Volume XLII-3
Int. Arch. Photogramm. Remote Sens. Spatial Inf. Sci., XLII-3, 341-348, 2018
https://doi.org/10.5194/isprs-archives-XLII-3-341-2018
© Author(s) 2018. This work is distributed under
the Creative Commons Attribution 4.0 License.
Int. Arch. Photogramm. Remote Sens. Spatial Inf. Sci., XLII-3, 341-348, 2018
https://doi.org/10.5194/isprs-archives-XLII-3-341-2018
© Author(s) 2018. This work is distributed under
the Creative Commons Attribution 4.0 License.

  30 Apr 2018

30 Apr 2018

SALIENCY-GUIDED CHANGE DETECTION OF REMOTELY SENSED IMAGES USING RANDOM FOREST

W. Feng1, H. Sui1,2, and X. Chen1 W. Feng et al.
  • 1State Key Laboratory of Information Engineering in Surveying Mapping and Remote Sensing, Wuhan University, P.R. China
  • 2Collaborative Innovation Center of Geospatial Technology, Wuhan University, Wuhan, P.R. China

Keywords: Remote Sensing, Change Detection, Segmentation, Super-pixel, Saliency, Random Forest

Abstract. Studies based on object-based image analysis (OBIA) representing the paradigm shift in change detection (CD) have achieved remarkable progress in the last decade. Their aim has been developing more intelligent interpretation analysis methods in the future. The prediction effect and performance stability of random forest (RF), as a new kind of machine learning algorithm, are better than many single predictors and integrated forecasting method. In this paper, we present a novel CD approach for high-resolution remote sensing images, which incorporates visual saliency and RF. First, highly homogeneous and compact image super-pixels are generated using super-pixel segmentation, and the optimal segmentation result is obtained through image superimposition and principal component analysis (PCA). Second, saliency detection is used to guide the search of interest regions in the initial difference image obtained via the improved robust change vector analysis (RCVA) algorithm. The salient regions within the difference image that correspond to the binarized saliency map are extracted, and the regions are subject to the fuzzy c-means (FCM) clustering to obtain the pixel-level pre-classification result, which can be used as a prerequisite for superpixel-based analysis. Third, on the basis of the optimal segmentation and pixel-level pre-classification results, different super-pixel change possibilities are calculated. Furthermore, the changed and unchanged super-pixels that serve as the training samples are automatically selected.
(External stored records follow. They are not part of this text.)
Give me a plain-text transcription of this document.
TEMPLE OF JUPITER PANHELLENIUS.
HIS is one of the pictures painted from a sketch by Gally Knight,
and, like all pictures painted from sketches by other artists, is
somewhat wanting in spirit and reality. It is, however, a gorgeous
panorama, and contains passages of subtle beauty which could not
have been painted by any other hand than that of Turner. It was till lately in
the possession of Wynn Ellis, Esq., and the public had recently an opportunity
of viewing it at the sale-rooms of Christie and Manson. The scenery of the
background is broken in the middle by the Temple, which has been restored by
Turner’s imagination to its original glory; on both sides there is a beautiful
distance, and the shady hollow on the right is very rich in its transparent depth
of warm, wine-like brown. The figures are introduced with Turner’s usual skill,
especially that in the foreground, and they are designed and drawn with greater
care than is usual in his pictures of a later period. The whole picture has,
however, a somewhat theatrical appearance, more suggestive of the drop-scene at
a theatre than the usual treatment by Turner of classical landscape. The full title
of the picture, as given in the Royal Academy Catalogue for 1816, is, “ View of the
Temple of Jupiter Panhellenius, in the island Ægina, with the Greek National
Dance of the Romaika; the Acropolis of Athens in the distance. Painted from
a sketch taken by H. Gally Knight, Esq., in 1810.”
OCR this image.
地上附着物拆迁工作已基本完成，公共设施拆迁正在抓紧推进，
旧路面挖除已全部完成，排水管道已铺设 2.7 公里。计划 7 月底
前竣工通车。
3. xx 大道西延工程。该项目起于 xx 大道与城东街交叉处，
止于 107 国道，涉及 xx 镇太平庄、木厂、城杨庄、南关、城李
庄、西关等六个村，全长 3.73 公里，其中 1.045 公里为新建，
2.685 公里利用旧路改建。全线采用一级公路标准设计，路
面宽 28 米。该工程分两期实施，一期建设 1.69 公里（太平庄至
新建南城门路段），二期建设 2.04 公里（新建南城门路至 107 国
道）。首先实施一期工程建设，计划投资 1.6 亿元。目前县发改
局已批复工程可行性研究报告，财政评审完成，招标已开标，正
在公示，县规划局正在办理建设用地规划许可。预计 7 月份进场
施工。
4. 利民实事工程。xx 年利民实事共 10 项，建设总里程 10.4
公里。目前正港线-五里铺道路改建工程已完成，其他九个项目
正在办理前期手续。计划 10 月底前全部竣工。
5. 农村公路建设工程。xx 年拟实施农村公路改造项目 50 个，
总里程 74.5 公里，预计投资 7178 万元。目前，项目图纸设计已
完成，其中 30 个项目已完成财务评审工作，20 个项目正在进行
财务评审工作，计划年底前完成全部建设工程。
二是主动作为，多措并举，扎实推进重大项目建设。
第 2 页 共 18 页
The spectral features and Gabor features of each super-pixel are extracted. Finally, superpixel-based CD is implemented by applying RF based on these samples. Experimental results on Ziyuan 3 (ZY3) multi-spectral images show that the proposed method outperforms the compared methods in the accuracy of CD, and also confirm the feasibility and effectiveness of the proposed approach.